5. The method for preparing a modified stem cell according to claim 4, wherein the first freezing temperature and the third freezing temperature are respectively between −100° C. and −200° C.;

the second freezing temperature is at least 30° C. higher than the first freezing temperature; and

the second freezing temperature is at least 30° C. higher than the third freezing temperature.

6. The method for preparing a modified stem cell according to claim 4, wherein the total time for the variable temperature stimulation treatment of the first cell intermediate cryopreserved at the first freezing temperature, the second freezing temperature and the third freezing temperature is at least more than 3 days.

7. The method for preparing a modified stem cell according to claim 1, wherein the first culture medium is a Keratinocyte-SFM culture medium containing 1-100 mM of N-acetyl-L-cysteine and 0.05-50 mM of L-ascorbic acid 2-phosphate.

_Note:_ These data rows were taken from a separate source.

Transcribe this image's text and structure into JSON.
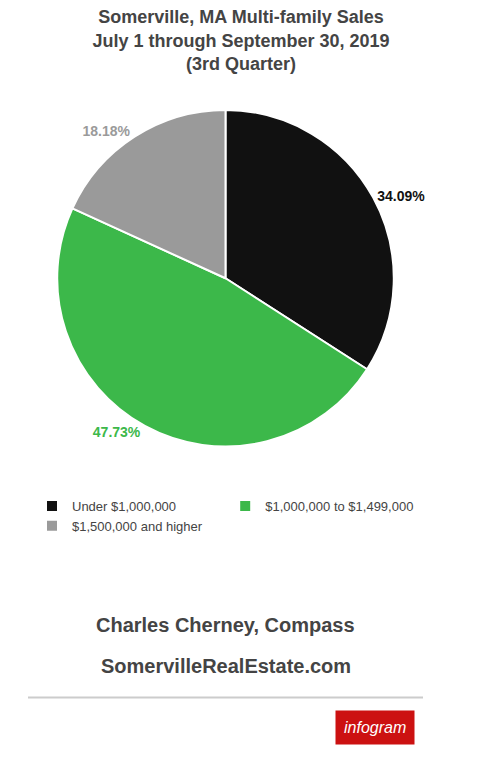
{
  "chart_data": {
    "type": "pie",
    "title": "Somerville, MA Multi-family Sales",
    "subtitle": [
      "July 1 through September 30, 2019",
      "(3rd Quarter)"
    ],
    "categories": [
      "Under $1,000,000",
      "$1,000,000 to $1,499,000",
      "$1,500,000 and higher"
    ],
    "values": [
      34.09,
      47.73,
      18.18
    ],
    "value_labels": [
      "34.09%",
      "47.73%",
      "18.18%"
    ],
    "colors": [
      "#111111",
      "#3cb84a",
      "#9a9a9a"
    ],
    "data_labels": true,
    "legend": "bottom",
    "annotations": [
      {
        "text": "Charles Cherney, Compass"
      },
      {
        "text": "SomervilleRealEstate.com"
      },
      {
        "text": "infogram",
        "color": "#cc1111"
      }
    ]
  }
}
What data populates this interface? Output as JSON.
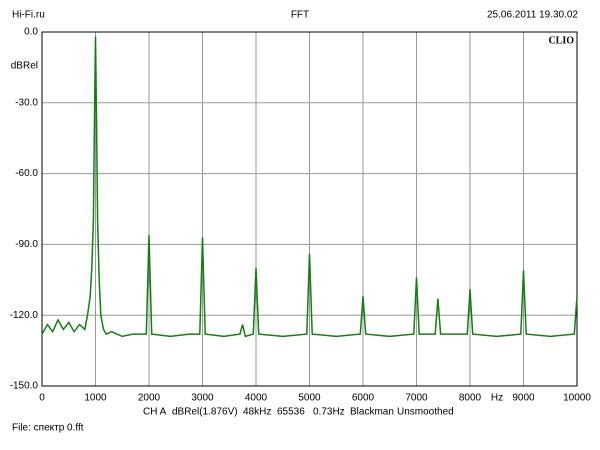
{
  "chart_data": {
    "type": "line",
    "title": "FFT",
    "source": "Hi-Fi.ru",
    "timestamp": "25.06.2011 19.30.02",
    "brand": "CLIO",
    "ylabel": "dBRel",
    "xlabel": "Hz",
    "info": [
      "CH A",
      "dBRel(1.876V)",
      "48kHz",
      "65536",
      "0.73Hz",
      "Blackman",
      "Unsmoothed"
    ],
    "file": "File: спектр 0.fft",
    "color": "#1a7a1a",
    "grid": true,
    "xlim": [
      0,
      10000
    ],
    "xticks": [
      0,
      1000,
      2000,
      3000,
      4000,
      5000,
      6000,
      7000,
      8000,
      9000,
      10000
    ],
    "ylim": [
      -150,
      0
    ],
    "yticks": [
      {
        "value": 0,
        "label": "0.0"
      },
      {
        "value": -30,
        "label": "-30.0"
      },
      {
        "value": -60,
        "label": "-60.0"
      },
      {
        "value": -90,
        "label": "-90.0"
      },
      {
        "value": -120,
        "label": "-120.0"
      },
      {
        "value": -150,
        "label": "-150.0"
      }
    ],
    "x": [
      0,
      100,
      200,
      300,
      400,
      500,
      600,
      700,
      800,
      850,
      900,
      930,
      960,
      980,
      1000,
      1020,
      1040,
      1070,
      1100,
      1150,
      1200,
      1300,
      1500,
      1700,
      1950,
      2000,
      2050,
      2400,
      2750,
      2950,
      3000,
      3050,
      3400,
      3700,
      3750,
      3800,
      3950,
      4000,
      4050,
      4500,
      4950,
      5000,
      5050,
      5500,
      5950,
      6000,
      6050,
      6500,
      6950,
      7000,
      7050,
      7350,
      7400,
      7450,
      7950,
      8000,
      8050,
      8500,
      8950,
      9000,
      9050,
      9500,
      9950,
      10000
    ],
    "values": [
      -128,
      -124,
      -127,
      -122,
      -126,
      -123,
      -127,
      -124,
      -126,
      -120,
      -112,
      -100,
      -80,
      -40,
      -2,
      -40,
      -80,
      -105,
      -120,
      -126,
      -128,
      -127,
      -129,
      -128,
      -128,
      -86,
      -128,
      -129,
      -128,
      -128,
      -87,
      -128,
      -129,
      -128,
      -124,
      -129,
      -128,
      -100,
      -128,
      -129,
      -128,
      -94,
      -128,
      -129,
      -128,
      -112,
      -128,
      -129,
      -128,
      -104,
      -128,
      -128,
      -113,
      -128,
      -128,
      -109,
      -128,
      -129,
      -128,
      -101,
      -128,
      -129,
      -128,
      -112
    ]
  }
}
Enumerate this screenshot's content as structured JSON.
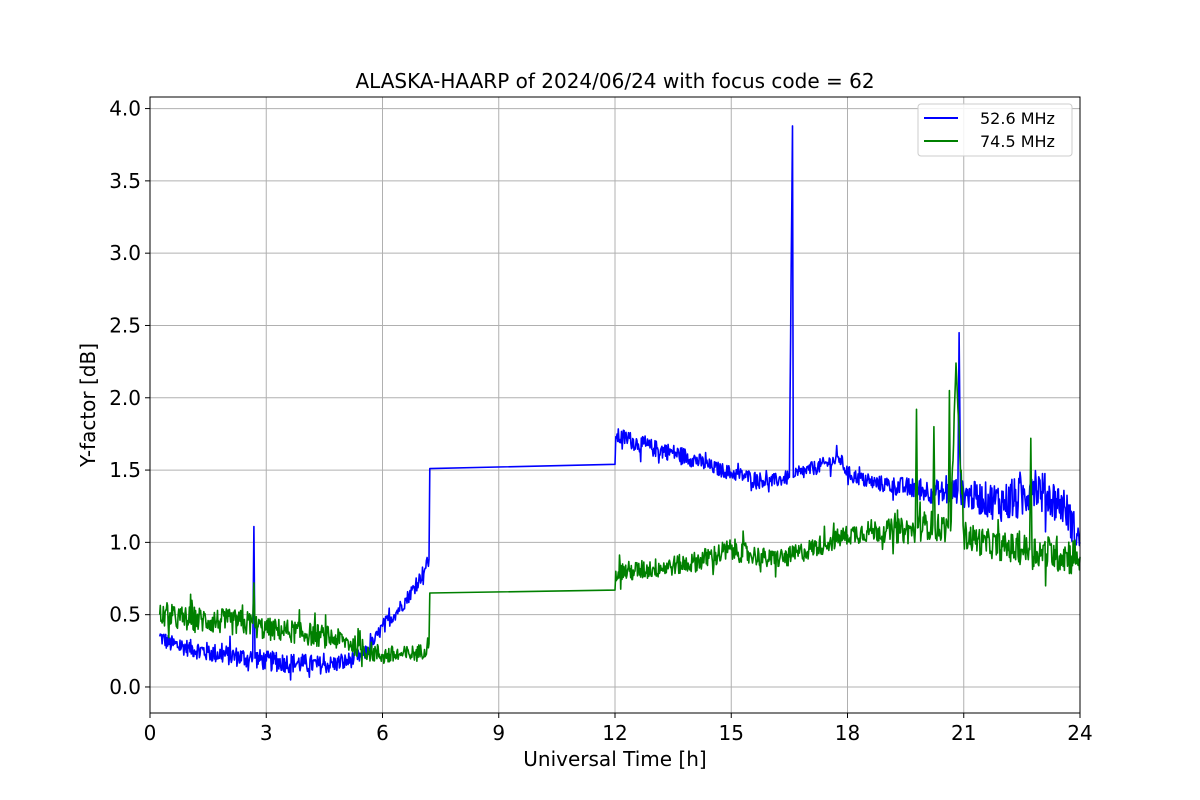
{
  "chart_data": {
    "type": "line",
    "title": "ALASKA-HAARP of 2024/06/24 with focus code = 62",
    "xlabel": "Universal Time [h]",
    "ylabel": "Y-factor [dB]",
    "xlim": [
      0,
      24
    ],
    "ylim": [
      -0.18,
      4.08
    ],
    "xticks": [
      0,
      3,
      6,
      9,
      12,
      15,
      18,
      21,
      24
    ],
    "xtick_labels": [
      "0",
      "3",
      "6",
      "9",
      "12",
      "15",
      "18",
      "21",
      "24"
    ],
    "yticks": [
      0.0,
      0.5,
      1.0,
      1.5,
      2.0,
      2.5,
      3.0,
      3.5,
      4.0
    ],
    "ytick_labels": [
      "0.0",
      "0.5",
      "1.0",
      "1.5",
      "2.0",
      "2.5",
      "3.0",
      "3.5",
      "4.0"
    ],
    "grid": true,
    "legend_position": "top-right",
    "series": [
      {
        "name": "52.6 MHz",
        "color": "#0000ff",
        "x": [
          0.25,
          0.5,
          1.0,
          1.5,
          2.0,
          2.5,
          2.65,
          2.68,
          2.71,
          3.0,
          3.5,
          4.0,
          4.5,
          5.0,
          5.5,
          5.8,
          6.0,
          6.3,
          6.6,
          6.9,
          7.1,
          7.2,
          7.22,
          12.0,
          12.02,
          12.3,
          12.6,
          13.0,
          13.5,
          14.0,
          14.5,
          15.0,
          15.5,
          16.0,
          16.5,
          16.58,
          16.6,
          16.65,
          17.0,
          17.5,
          17.8,
          18.0,
          18.5,
          19.0,
          19.5,
          20.0,
          20.5,
          20.85,
          20.88,
          20.92,
          21.5,
          22.0,
          22.5,
          22.8,
          23.0,
          23.3,
          23.6,
          24.0
        ],
        "y": [
          0.35,
          0.3,
          0.27,
          0.24,
          0.22,
          0.2,
          0.2,
          1.11,
          0.2,
          0.18,
          0.17,
          0.16,
          0.15,
          0.17,
          0.22,
          0.32,
          0.42,
          0.5,
          0.6,
          0.72,
          0.82,
          0.88,
          1.51,
          1.54,
          1.73,
          1.72,
          1.68,
          1.65,
          1.62,
          1.58,
          1.52,
          1.48,
          1.45,
          1.42,
          1.45,
          3.88,
          1.45,
          1.46,
          1.5,
          1.55,
          1.58,
          1.48,
          1.42,
          1.4,
          1.38,
          1.36,
          1.34,
          1.36,
          2.45,
          1.34,
          1.3,
          1.28,
          1.3,
          1.42,
          1.35,
          1.3,
          1.25,
          1.0
        ],
        "noise": [
          0.06,
          0.06,
          0.06,
          0.07,
          0.07,
          0.07,
          0.07,
          0.0,
          0.07,
          0.07,
          0.07,
          0.07,
          0.06,
          0.06,
          0.05,
          0.05,
          0.05,
          0.05,
          0.05,
          0.05,
          0.05,
          0.05,
          0.0,
          0.0,
          0.06,
          0.06,
          0.06,
          0.06,
          0.06,
          0.06,
          0.05,
          0.05,
          0.05,
          0.05,
          0.05,
          0.0,
          0.05,
          0.05,
          0.05,
          0.05,
          0.05,
          0.05,
          0.05,
          0.06,
          0.07,
          0.08,
          0.09,
          0.09,
          0.0,
          0.09,
          0.12,
          0.14,
          0.16,
          0.16,
          0.15,
          0.14,
          0.13,
          0.12
        ],
        "gaps": [
          [
            7.22,
            12.0
          ]
        ]
      },
      {
        "name": "74.5 MHz",
        "color": "#008000",
        "x": [
          0.25,
          0.5,
          1.0,
          1.5,
          2.0,
          2.5,
          2.65,
          2.68,
          2.71,
          3.0,
          3.5,
          4.0,
          4.5,
          5.0,
          5.5,
          6.0,
          6.5,
          7.0,
          7.2,
          7.22,
          12.0,
          12.02,
          12.5,
          13.0,
          13.5,
          14.0,
          14.5,
          15.0,
          15.5,
          16.0,
          16.5,
          17.0,
          17.5,
          18.0,
          18.5,
          19.0,
          19.5,
          19.75,
          19.78,
          19.81,
          20.0,
          20.2,
          20.23,
          20.26,
          20.5,
          20.6,
          20.63,
          20.66,
          20.8,
          21.0,
          21.5,
          22.0,
          22.5,
          22.7,
          22.73,
          22.76,
          23.0,
          23.5,
          24.0
        ],
        "y": [
          0.5,
          0.48,
          0.47,
          0.46,
          0.45,
          0.44,
          0.44,
          0.72,
          0.42,
          0.4,
          0.39,
          0.37,
          0.35,
          0.32,
          0.26,
          0.22,
          0.22,
          0.24,
          0.3,
          0.65,
          0.67,
          0.8,
          0.8,
          0.82,
          0.84,
          0.86,
          0.9,
          0.95,
          0.92,
          0.88,
          0.9,
          0.95,
          1.0,
          1.05,
          1.08,
          1.08,
          1.08,
          1.08,
          1.92,
          1.1,
          1.12,
          1.12,
          1.8,
          1.1,
          1.1,
          1.1,
          2.05,
          1.08,
          2.24,
          1.05,
          1.0,
          0.97,
          0.95,
          0.95,
          1.72,
          0.95,
          0.93,
          0.92,
          0.9
        ],
        "noise": [
          0.08,
          0.08,
          0.09,
          0.09,
          0.09,
          0.09,
          0.09,
          0.0,
          0.08,
          0.08,
          0.08,
          0.08,
          0.08,
          0.07,
          0.07,
          0.07,
          0.06,
          0.06,
          0.06,
          0.0,
          0.0,
          0.07,
          0.07,
          0.07,
          0.07,
          0.07,
          0.08,
          0.08,
          0.07,
          0.07,
          0.07,
          0.07,
          0.07,
          0.07,
          0.08,
          0.08,
          0.09,
          0.1,
          0.0,
          0.1,
          0.1,
          0.1,
          0.0,
          0.1,
          0.1,
          0.1,
          0.0,
          0.1,
          0.0,
          0.1,
          0.1,
          0.1,
          0.11,
          0.11,
          0.0,
          0.11,
          0.12,
          0.13,
          0.14
        ],
        "gaps": [
          [
            7.22,
            12.0
          ]
        ]
      }
    ]
  }
}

8. A modified stem cell, which is obtained by performing cell culture and activity stimulation treatment on stem cells using the method according to claim 1, and the modified stem cell is capable of releasing at least one or more from a group consisting of G-CSF, Fractalkine, EGF, IL-4, IL-5 and IL-13.

9. A use of a modified stem cell for preparing a drug for treating diabetes, wherein the modified stem cell is prepared by performing cell culture and activity stimulation treatment on stem cells by the method according to claim 1, and the modified stem cell is capable of releasing at least one or more from a group consisting of G-CSF, Fractalkine, EGF, IL-4, IL-5 and IL-13.

10. A cell therapy product for treating diabetes, which at least comprises the modified stem cell prepared by the method according to claim 1, and the modified stem cell is capable of releasing at least one or more from a group consisting of G-CSF, Fractalkine, EGF, IL-4, IL-5 and IL-13.

11. A cell therapy product for treating diabetes, which at least comprises the modified stem cell according to claim 8, and the modified stem cell is capable of releasing at least one or more from a group consisting of G-CSF, Fractalkine, EGF, IL-4, IL-5 and IL-13.